Language itself is quite naturally defined as a set of conventions that arise and are maintained via highly local acts of communication within a human population. Under this view, we can ask about Fig. 1, why I didn't draw in connections between the human subjects in order to indicate that the basis of their judgements rests in a common understanding -- a language pact as it were. This understanding is negotiated over years of interaction in a world that it exists beyond the immediate moment at which they are asked to answer the question. Our impression that we need an a prior global semantics arises from the fact that there is no practical way to integrate models language evolution or personal language variation into our system. Again, it's sort of comforting to see that when people think about these issues their first response is to emphasize universality and our human commonality.

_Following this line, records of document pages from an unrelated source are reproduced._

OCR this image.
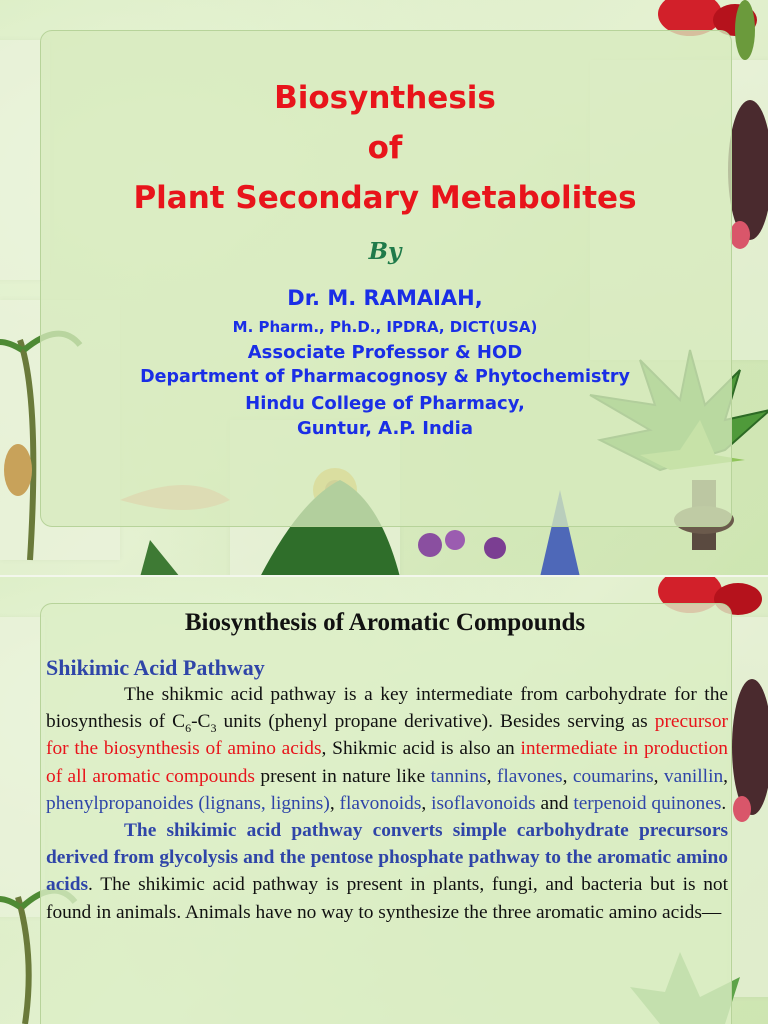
Biosynthesis
of
Plant Secondary Metabolites
By

Dr. M. RAMAIAH,

M. Pharm., Ph.D., IPDRA, DICT(USA)

Associate Professor & HOD

Department of Pharmacognosy & Phytochemistry

Hindu College of Pharmacy,

Guntur, A.P. India

Biosynthesis of Aromatic Compounds
Shikimic Acid Pathway

The shikmic acid pathway is a key intermediate from carbohydrate for the biosynthesis of $C_6-C_3$ units (phenyl propane derivative). Besides serving as precursor for the biosynthesis of amino acids, Shikmic acid is also an intermediate in production of all aromatic compounds present in nature like tannins, flavones, coumarins, vanillin, phenylpropanoides (lignans, lignins), flavonoids, isoflavonoids and terpenoid quinones.

The shikimic acid pathway converts simple carbohydrate precursors derived from glycolysis and the pentose phosphate pathway to the aromatic amino acids. The shikimic acid pathway is present in plants, fungi, and bacteria but is not found in animals. Animals have no way to synthesize the three aromatic amino acids—
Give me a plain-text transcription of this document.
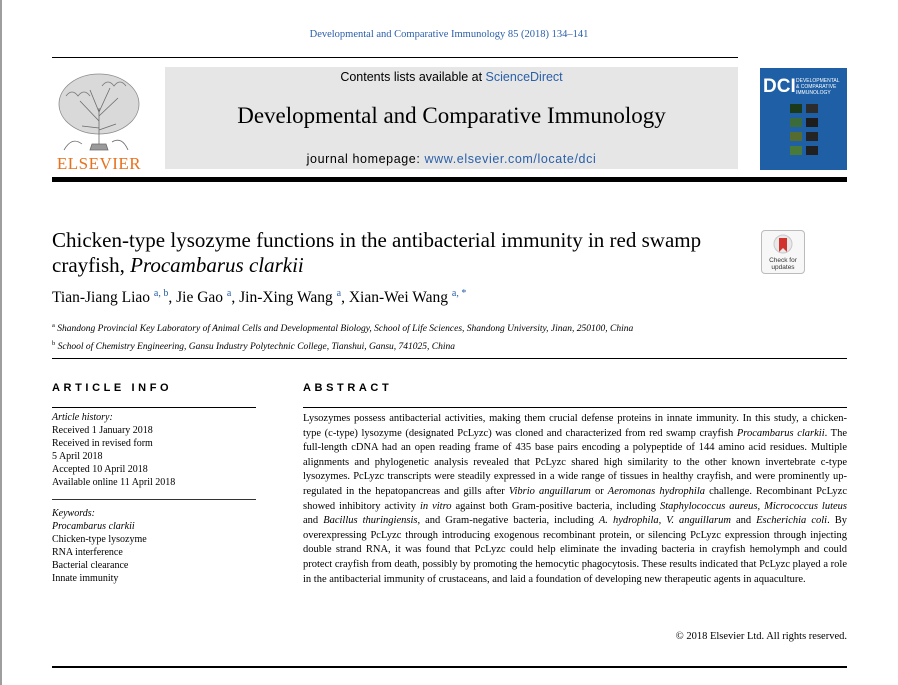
Developmental and Comparative Immunology 85 (2018) 134–141
ELSEVIER
Contents lists available at ScienceDirect
Developmental and Comparative Immunology
journal homepage: www.elsevier.com/locate/dci
DCI DEVELOPMENTAL & COMPARATIVE IMMUNOLOGY
Chicken-type lysozyme functions in the antibacterial immunity in red swamp crayfish, Procambarus clarkii	Check for updates
Tian-Jiang Liao $^{a, b}$, Jie Gao $^a$, Jin-Xing Wang $^a$, Xian-Wei Wang $^{a, *}$
$^a$ Shandong Provincial Key Laboratory of Animal Cells and Developmental Biology, School of Life Sciences, Shandong University, Jinan, 250100, China
$^b$ School of Chemistry Engineering, Gansu Industry Polytechnic College, Tianshui, Gansu, 741025, China
ARTICLE INFO
Article history:
Received 1 January 2018
Received in revised form
5 April 2018
Accepted 10 April 2018
Available online 11 April 2018
Keywords:
Procambarus clarkii
Chicken-type lysozyme
RNA interference
Bacterial clearance
Innate immunity
ABSTRACT

Lysozymes possess antibacterial activities, making them crucial defense proteins in innate immunity. In this study, a chicken-type (c-type) lysozyme (designated PcLyzc) was cloned and characterized from red swamp crayfish Procambarus clarkii. The full-length cDNA had an open reading frame of 435 base pairs encoding a polypeptide of 144 amino acid residues. Multiple alignments and phylogenetic analysis revealed that PcLyzc shared high similarity to the other known invertebrate c-type lysozymes. PcLyzc transcripts were steadily expressed in a wide range of tissues in healthy crayfish, and were prominently up-regulated in the hepatopancreas and gills after Vibrio anguillarum or Aeromonas hydrophila challenge. Recombinant PcLyzc showed inhibitory activity in vitro against both Gram-positive bacteria, including Staphylococcus aureus, Micrococcus luteus and Bacillus thuringiensis, and Gram-negative bacteria, including A. hydrophila, V. anguillarum and Escherichia coli. By overexpressing PcLyzc through introducing exogenous recombinant protein, or silencing PcLyzc expression through injecting double strand RNA, it was found that PcLyzc could help eliminate the invading bacteria in crayfish hemolymph and could protect crayfish from death, possibly by promoting the hemocytic phagocytosis. These results indicated that PcLyzc played a role in the antibacterial immunity of crustaceans, and laid a foundation of developing new therapeutic agents in aquaculture.

© 2018 Elsevier Ltd. All rights reserved.
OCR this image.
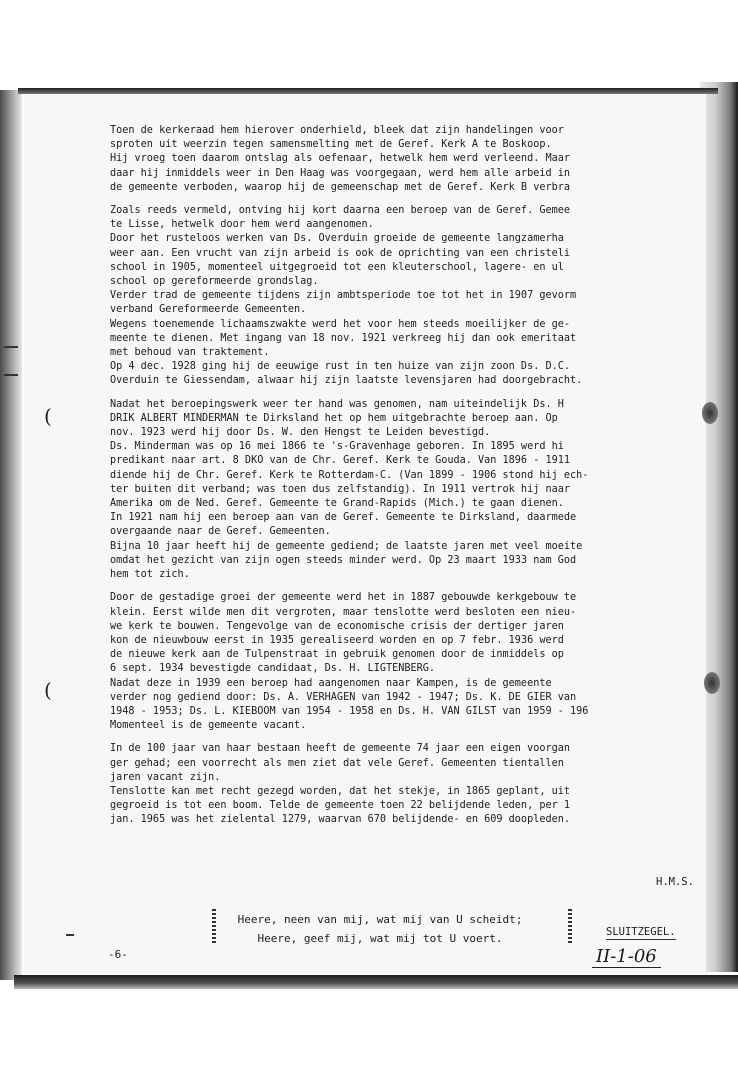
(
(

Toen de kerkeraad hem hierover onderhield, bleek dat zijn handelingen voor
sproten uit weerzin tegen samensmelting met de Geref. Kerk A te Boskoop.
Hij vroeg toen daarom ontslag als oefenaar, hetwelk hem werd verleend. Maar
daar hij inmiddels weer in Den Haag was voorgegaan, werd hem alle arbeid in
de gemeente verboden, waarop hij de gemeenschap met de Geref. Kerk B verbra

Zoals reeds vermeld, ontving hij kort daarna een beroep van de Geref. Gemee
te Lisse, hetwelk door hem werd aangenomen.
Door het rusteloos werken van Ds. Overduin groeide de gemeente langzamerha
weer aan. Een vrucht van zijn arbeid is ook de oprichting van een christeli
school in 1905, momenteel uitgegroeid tot een kleuterschool, lagere- en ul
school op gereformeerde grondslag.
Verder trad de gemeente tijdens zijn ambtsperiode toe tot het in 1907 gevorm
verband Gereformeerde Gemeenten.
Wegens toenemende lichaamszwakte werd het voor hem steeds moeilijker de ge-
meente te dienen. Met ingang van 18 nov. 1921 verkreeg hij dan ook emeritaat
met behoud van traktement.
Op 4 dec. 1928 ging hij de eeuwige rust in ten huize van zijn zoon Ds. D.C.
Overduin te Giessendam, alwaar hij zijn laatste levensjaren had doorgebracht.

Nadat het beroepingswerk weer ter hand was genomen, nam uiteindelijk Ds. H
DRIK ALBERT MINDERMAN te Dirksland het op hem uitgebrachte beroep aan. Op
nov. 1923 werd hij door Ds. W. den Hengst te Leiden bevestigd.
Ds. Minderman was op 16 mei 1866 te 's-Gravenhage geboren. In 1895 werd hi
predikant naar art. 8 DKO van de Chr. Geref. Kerk te Gouda. Van 1896 - 1911
diende hij de Chr. Geref. Kerk te Rotterdam-C. (Van 1899 - 1906 stond hij ech-
ter buiten dit verband; was toen dus zelfstandig). In 1911 vertrok hij naar
Amerika om de Ned. Geref. Gemeente te Grand-Rapids (Mich.) te gaan dienen.
In 1921 nam hij een beroep aan van de Geref. Gemeente te Dirksland, daarmede
overgaande naar de Geref. Gemeenten.
Bijna 10 jaar heeft hij de gemeente gediend; de laatste jaren met veel moeite
omdat het gezicht van zijn ogen steeds minder werd. Op 23 maart 1933 nam God
hem tot zich.

Door de gestadige groei der gemeente werd het in 1887 gebouwde kerkgebouw te
klein. Eerst wilde men dit vergroten, maar tenslotte werd besloten een nieu-
we kerk te bouwen. Tengevolge van de economische crisis der dertiger jaren
kon de nieuwbouw eerst in 1935 gerealiseerd worden en op 7 febr. 1936 werd
de nieuwe kerk aan de Tulpenstraat in gebruik genomen door de inmiddels op
6 sept. 1934 bevestigde candidaat, Ds. H. LIGTENBERG.
Nadat deze in 1939 een beroep had aangenomen naar Kampen, is de gemeente
verder nog gediend door: Ds. A. VERHAGEN van 1942 - 1947; Ds. K. DE GIER van
1948 - 1953; Ds. L. KIEBOOM van 1954 - 1958 en Ds. H. VAN GILST van 1959 - 196
Momenteel is de gemeente vacant.

In de 100 jaar van haar bestaan heeft de gemeente 74 jaar een eigen voorgan
ger gehad; een voorrecht als men ziet dat vele Geref. Gemeenten tientallen
jaren vacant zijn.
Tenslotte kan met recht gezegd worden, dat het stekje, in 1865 geplant, uit
gegroeid is tot een boom. Telde de gemeente toen 22 belijdende leden, per 1
jan. 1965 was het zielental 1279, waarvan 670 belijdende- en 609 doopleden.

H.M.S.
Heere, neen van mij, wat mij van U scheidt;
Heere, geef mij, wat mij tot U voert.	SLUITZEGEL.
-6-	II-1-06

It's going to hurt us a little inside to work with systems that represent meaning in a distributed, pairwise fashion. It goes against our feeling, perhaps, that everyone should listen to and understand everything we say. We might not want to think too hard about how our web search engines have actually already been using a form of ad hoc distributed semantics for years.

In closing: The model is there. The wider implications of its existence are that we should direct our efforts to solving the engineering and design problems necessary to be able to efficiently and economically generate estimations of human computational relevance and also of the reliability of these estimates. If we accomplish this task, we are in a position to be able to create better algorithms for our systems. Because we are using crowdsourcing -- computation carried out by individual humans -- we also need to address the ethics question: Can we generate such models without tipping the equilibrium of the crowdsroucing-universe so that it disadvantages (or fail to advantages) already fragile human populations?

This post is dedicated to my colleague David Tax: One of the perks of my job is an office on the floor with the guys from the Pattern Recognition Lab -- and one of the downsides is a low-level, but nagging sense of regret that we don't meet at the coffee machine and talk more often. This post articulates the larger story that I'd like to tell you.